— Вот ты где, исчадие преисподней!

Голос был подобен холодному ветру. Ни нотки тепла, ни жалости. Его хозяин ворвался в замок Свита Ведича, распахнув двери настежь, и звук его тяжёлых торопливых шагов был подобен ночному кошмару. Хотелось проснуться и убежать прочь.

Кьяра вышла из-за стола, где сидела в одиночестве, допивая остывший травяной чай, и несмело взглянула на гостя.

Что-то в его лице показалось знакомым, и в то же время, она была уверена, что видит его впервые.

— Помнишь меня?

— Нет.

— Я Ромул Айулла, твой дядя.

Кьяра вспомнила, что отец рассказывал о своём младшем брате, однако сам он никогда их не навещал. И мама отзывалась о нём не слишком лестно. Почему он появился именно сейчас?

— Собирайся, — коротко велел он.

— Куда? — робко спросила Кьяра.

— Ты ещё смеешь открывать рот? Запомни, мелкая упырка, теперь я твой хозяин. Пока не выдам замуж. И чтоб не смела даже и глаз поднять, пока не велю.

Он глянул на неё свысока, с презрением, только что не плюнул, а после ушёл во двор. Плечи Кьяры затряслись от рыданий. Однако помочь было некому: согласно законам Равнин любая женщина или девушка была целиком во власти покровителя. Будь-то отец, муж, брат или опекун. Идти ей было некуда, разве что в лес. Но там её непременно схватят упыри. Поэтому Кьяра уныло побрела собираться.

Вещей у неё оказалось немного. Ромул пересмотрел все и выбросил половину. Затем указал пальцем на Вишанку и сказал:

— Эту мерзость оставь здесь.

— Это подарок отца, — возразила Кьяра, прижимая змейку к груди, — я без неё никуда не пойду.

— Ты хочешь, чтобы я открутил ей голову?

— Нет, — в ужасе прошептала Кьяра.

— Тогда позаботься о том, чтобы я больше не видел эту гадкую рожу.

Вишанка юркнула в вырез платья, со страху оцарапав кожу. Небольно, но на груди выступили капельки крови. Ромул как-то странно посмотрел на Кьяру, фыркнул и взобрался в седло.

— Полезай на лошадь, — кивнул он на кобылу, привязанную к крыльцу.

Кьяра перекинула через седло узелок с вещами и с трудом, путаясь в длинных юбках, вскарабкалась на спину лошади.

— Ты ещё и неуклюжая, — сказал Ромул.

Кьяра мысленно пожелала ему свалиться под копыта коня — так, чтоб внутренности полезли наружу, но промолчала и нехотя отправилась вслед за ним.

Как ни странно, они вернулись в замок отца.
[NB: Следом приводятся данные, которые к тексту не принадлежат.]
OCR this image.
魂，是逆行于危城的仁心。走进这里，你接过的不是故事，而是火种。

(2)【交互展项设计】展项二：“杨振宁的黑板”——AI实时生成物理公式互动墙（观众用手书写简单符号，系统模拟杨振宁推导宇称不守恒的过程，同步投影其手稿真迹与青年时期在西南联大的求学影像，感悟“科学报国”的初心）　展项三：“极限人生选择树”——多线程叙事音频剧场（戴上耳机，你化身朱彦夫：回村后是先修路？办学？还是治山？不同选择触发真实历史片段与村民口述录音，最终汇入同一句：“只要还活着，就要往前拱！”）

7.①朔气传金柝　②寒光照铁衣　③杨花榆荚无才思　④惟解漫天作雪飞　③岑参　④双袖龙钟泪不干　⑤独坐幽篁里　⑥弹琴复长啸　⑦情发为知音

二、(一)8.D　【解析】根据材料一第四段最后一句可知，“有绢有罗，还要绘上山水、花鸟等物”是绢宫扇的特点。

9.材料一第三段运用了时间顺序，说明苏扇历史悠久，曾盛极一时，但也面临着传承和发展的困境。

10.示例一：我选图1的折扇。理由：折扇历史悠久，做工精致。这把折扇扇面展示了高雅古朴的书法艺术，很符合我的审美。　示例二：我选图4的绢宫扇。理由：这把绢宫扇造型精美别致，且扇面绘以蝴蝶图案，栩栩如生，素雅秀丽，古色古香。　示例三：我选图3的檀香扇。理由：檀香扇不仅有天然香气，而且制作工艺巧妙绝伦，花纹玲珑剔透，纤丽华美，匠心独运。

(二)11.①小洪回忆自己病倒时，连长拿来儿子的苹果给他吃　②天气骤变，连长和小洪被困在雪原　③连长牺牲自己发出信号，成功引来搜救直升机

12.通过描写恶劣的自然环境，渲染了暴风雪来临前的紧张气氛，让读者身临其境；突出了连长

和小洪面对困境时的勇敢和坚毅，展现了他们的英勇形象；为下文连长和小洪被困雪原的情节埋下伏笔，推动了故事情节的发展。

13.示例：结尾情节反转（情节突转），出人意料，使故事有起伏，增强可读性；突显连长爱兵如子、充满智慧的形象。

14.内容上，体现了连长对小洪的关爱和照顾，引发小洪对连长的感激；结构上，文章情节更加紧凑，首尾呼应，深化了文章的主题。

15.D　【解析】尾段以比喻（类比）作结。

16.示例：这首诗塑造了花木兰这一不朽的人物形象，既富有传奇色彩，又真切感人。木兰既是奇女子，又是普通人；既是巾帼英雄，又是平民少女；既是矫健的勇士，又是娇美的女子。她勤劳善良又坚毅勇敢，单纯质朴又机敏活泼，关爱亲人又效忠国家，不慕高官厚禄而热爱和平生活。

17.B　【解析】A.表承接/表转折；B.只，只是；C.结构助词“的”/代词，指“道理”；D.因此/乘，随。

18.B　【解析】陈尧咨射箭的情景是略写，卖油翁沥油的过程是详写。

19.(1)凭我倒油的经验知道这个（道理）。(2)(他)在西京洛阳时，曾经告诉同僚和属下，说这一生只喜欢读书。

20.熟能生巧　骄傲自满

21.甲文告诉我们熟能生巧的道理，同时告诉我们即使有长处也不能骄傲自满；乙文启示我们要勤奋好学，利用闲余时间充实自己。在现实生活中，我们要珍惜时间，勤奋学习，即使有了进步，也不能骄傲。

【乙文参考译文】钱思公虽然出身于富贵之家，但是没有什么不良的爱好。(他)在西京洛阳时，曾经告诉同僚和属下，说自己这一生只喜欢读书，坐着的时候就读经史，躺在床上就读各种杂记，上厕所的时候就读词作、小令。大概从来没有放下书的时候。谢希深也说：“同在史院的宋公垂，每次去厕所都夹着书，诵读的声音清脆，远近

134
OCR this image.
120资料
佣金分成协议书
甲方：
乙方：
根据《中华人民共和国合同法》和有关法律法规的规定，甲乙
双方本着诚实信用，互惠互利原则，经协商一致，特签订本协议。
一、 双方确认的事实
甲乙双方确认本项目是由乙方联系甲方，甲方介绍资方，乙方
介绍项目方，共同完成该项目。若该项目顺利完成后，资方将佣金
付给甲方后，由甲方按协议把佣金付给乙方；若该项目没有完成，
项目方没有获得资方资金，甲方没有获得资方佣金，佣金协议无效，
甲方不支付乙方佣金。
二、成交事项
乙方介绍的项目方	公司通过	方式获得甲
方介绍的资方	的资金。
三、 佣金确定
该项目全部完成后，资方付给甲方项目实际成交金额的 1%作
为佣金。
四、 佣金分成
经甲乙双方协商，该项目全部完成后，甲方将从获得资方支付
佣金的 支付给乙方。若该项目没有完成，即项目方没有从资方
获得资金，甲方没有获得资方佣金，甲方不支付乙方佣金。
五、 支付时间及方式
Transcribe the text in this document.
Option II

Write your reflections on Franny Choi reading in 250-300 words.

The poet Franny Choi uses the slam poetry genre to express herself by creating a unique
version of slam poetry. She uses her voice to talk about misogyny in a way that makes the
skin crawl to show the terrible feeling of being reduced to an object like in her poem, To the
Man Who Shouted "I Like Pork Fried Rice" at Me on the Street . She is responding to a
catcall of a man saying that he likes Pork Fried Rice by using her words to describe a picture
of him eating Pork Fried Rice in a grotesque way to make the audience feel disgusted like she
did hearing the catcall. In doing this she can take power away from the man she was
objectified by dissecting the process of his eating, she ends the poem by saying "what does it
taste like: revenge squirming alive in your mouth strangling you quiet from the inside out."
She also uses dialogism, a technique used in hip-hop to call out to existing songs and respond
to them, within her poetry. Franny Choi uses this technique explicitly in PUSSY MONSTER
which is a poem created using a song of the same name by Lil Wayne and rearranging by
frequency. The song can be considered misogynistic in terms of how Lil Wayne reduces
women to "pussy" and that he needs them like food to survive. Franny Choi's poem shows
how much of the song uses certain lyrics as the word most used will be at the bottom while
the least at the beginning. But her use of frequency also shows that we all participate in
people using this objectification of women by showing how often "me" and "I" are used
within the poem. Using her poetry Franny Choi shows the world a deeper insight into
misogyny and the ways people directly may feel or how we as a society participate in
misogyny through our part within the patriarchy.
Кьяра с болью рассматривала некогда родные стены. Всё изменилось до неузнаваемости.

Двор был старательно вычищен от всякой растительности, хотя раньше повсюду были клумбы, поросшие голубыми васильками и маками. Больше они нигде не росли. Отец заботился о цветах едва ли не больше, чем о своих девках-дивницах. Теперь же вместо клумб была вытоптанная до глади земля.

На окнах второго этажа вместо развевающихся штор виднелись железные решётки. А сам замок выглядел мрачно. Но в нём явно кто-то жил. Она заметила круглые румяные лица, с любопытством выглядывавшие из окон. Новые слуги?

— Что застыла? Слезай!

Ромул стянул её с лошади и поволок внутрь замка. Швырнул на лавку и схватил двумя пальцами за подбородок.

— Будешь послушной девочкой, я тебя не стану трогать.

Но знай — я ненавижу, когда мне перечат.

Кьяра сглотнула противный комок, подступивший к горлу, и вымученно кивнула.

— Вот и славно!

Какое-то время Ромул держал слово. Кьяра вела себя тихо, почти не покидая комнаты, выделенной ей на первом этаже. В комнате было лишь одно небольшое окошко под самым потолком, и постоянно царил полумрак, однако ей нравилось. Она уж точно не смогла бы жить на втором этаже — там, где некогда была комната её родителей, а также её собственная, полная тягостных воспоминаний о счастливом детстве.

Кьяра до сих пор не могла заставить себя даже ступить на лестницу…

Однако спокойствие длилось не долго.

Она была в саду, когда Ромул позвал её — всё таким же ледяным и равнодушным голосом, как и всегда, и велел собираться.

Кьяра побоялась спросить у него, куда они едут, а дядя молчал, лишь изредка поглядывая на неё всё тем же странным взглядом.

Они ехали через поля, и Кьяра с любопытством глядела по сторонам. Поля тоже изменились. Они казались пустыми. Бесконечное море жёлтых пушистых цветочных головок, равнодушно раскачивающихся на ветру.

— А куда подевалась нечисть? — осмелилась спросить она Ромула. Тот лишь скривился.

— Я разогнал эту свору бездельников. Нечего кормиться на моей земле.

Кьяра даже не знала, что и сказать. Ромул был совершенно другим, чем её отец. Но теперь весь мир, который когда-то строил Браш Айулла, был разрушен. И она ничего не могла с этим поделать.

Миновав сотни вёрст полей, они, наконец, остановились возле одинокого холма. Ромул слез с лошади и встал на четвереньки. Прикоснувшись лбом к земле, он прошептал какое-то заклинание, и земля расступилась.

— Ну! — нетерпеливо сказал он Кьяре, — чего застыла? Прыгай.

И она прыгнула. Потому что знала — иначе он столкнёт её вниз, а так хотя бы не прикоснётся своими жёсткими руками. Ромул прыгнул следом.

Внизу оказалась пещера, освещённая тусклым светом дремавших светлиц. Ромул схватил её за локоть и потащил за собой.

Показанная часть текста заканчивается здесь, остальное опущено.